U.S. eyes broader cyber-threat pact with companies


The U.S. government is close to completing rules for a long-awaited expansion of the number of defence contractors with which it swaps data on cyber threats, said the Defence Department’s chief information officer.

The number of companies would jump from 37 currently to 200, Teri Takai, the chief information officer, told a forum in Arlington, Virginia.

Takai said she hoped that a federal rule-making process under way would wrap up within the next 60 days amid what she and other Pentagon officials describe as mounting cyber threats to U.S. high-tech companies, Reuters reports.

The companies will have to agree on a protocol for information-sharing among themselves and with the Defence Department, which will act as coordinator for the Defence Industrial Base Cyber Security and Information Assurance program.

There was a “waiting list” of those keen to join, Takai told the forum organized by Representative Jim Moran, a Democrat whose Virginia district is home to many information-technology and defence contractors.

The cyber threat to U.S. aerospace, defence and other high-technology companies “is increasing at a rapid and accelerating rate,” Rear Admiral Samuel Cox, director of intelligence for the military’s Cyber Command, told the session.

The Office of the National Counter Intelligence Executive, a U.S. intelligence arm, said in an unclassified report to Congress in October that China and Russia were in the forefront of keyboard-launched theft of U.S. trade and technology secrets to bolster their fortunes at U.S. expense.

Cox, replying to a question from Reuters after the event, said that the “amount of cyber exploitation by China continues to increase significantly” with what he suggested was the approval of the authorities in Beijing.

As the Defence Department has become better at defending its own classified and unclassified networks, Cox said, adversaries tend to go after “softer targets” such as defence contractors and other private vendors.
“And they’re having significant success in that regard,” he said.

Expansion of the program, which began in 2007, would let the Defence Department, including the communications-intercepting National Security Agency, share more sensitive data with private companies to counter the threat and get valuable information from the companies.

The initial effort provided for sharing of cyber threat-related intelligence only up to the “secret” level. Last year, the Defence Department added more sensitive classified information to the pilot group while working out procedures and a legal framework for a broader base.

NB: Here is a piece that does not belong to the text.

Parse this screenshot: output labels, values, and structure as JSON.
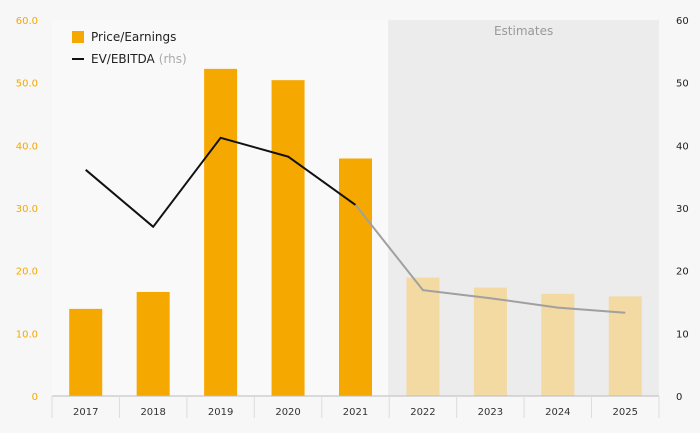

Takai told reporters that the program eventually could be expanded to all the Pentagon’s suppliers who qualify under the rules. She said the companies would receive information on threats and solutions applied to thwart them.

Andy Purdy, chief cyber strategist at CSC, a major information technology supplier, said the program might eventually bring together as many as 2,000 U.S. companies in a public-private partnership, including some running crucial infrastructure.

President Barack Obama has requested $3.4 billion in his fiscal 2013 budget to boost the Defence Department’s cyber defences. Congress is likely to provide all of this “because this is going to have to be our highest priority,” Moran told the forum.

Separately, the Department of Homeland Security is working with the Defence Department on what is now known as the Joint Cybersecurity Services Pilot program, formerly the Defence Industrial Base pilot.
“No decision has been made on whether, when, or how to expand the coverage of the JCSP beyond the current participants,” a Homeland Security official said.

That program involves sharing sensitive threat-related information with unspecified Internet service providers who then relay it to the companies involved in the pilot. Its expansion also hinges on completion of the federal rule-making process, Takai said.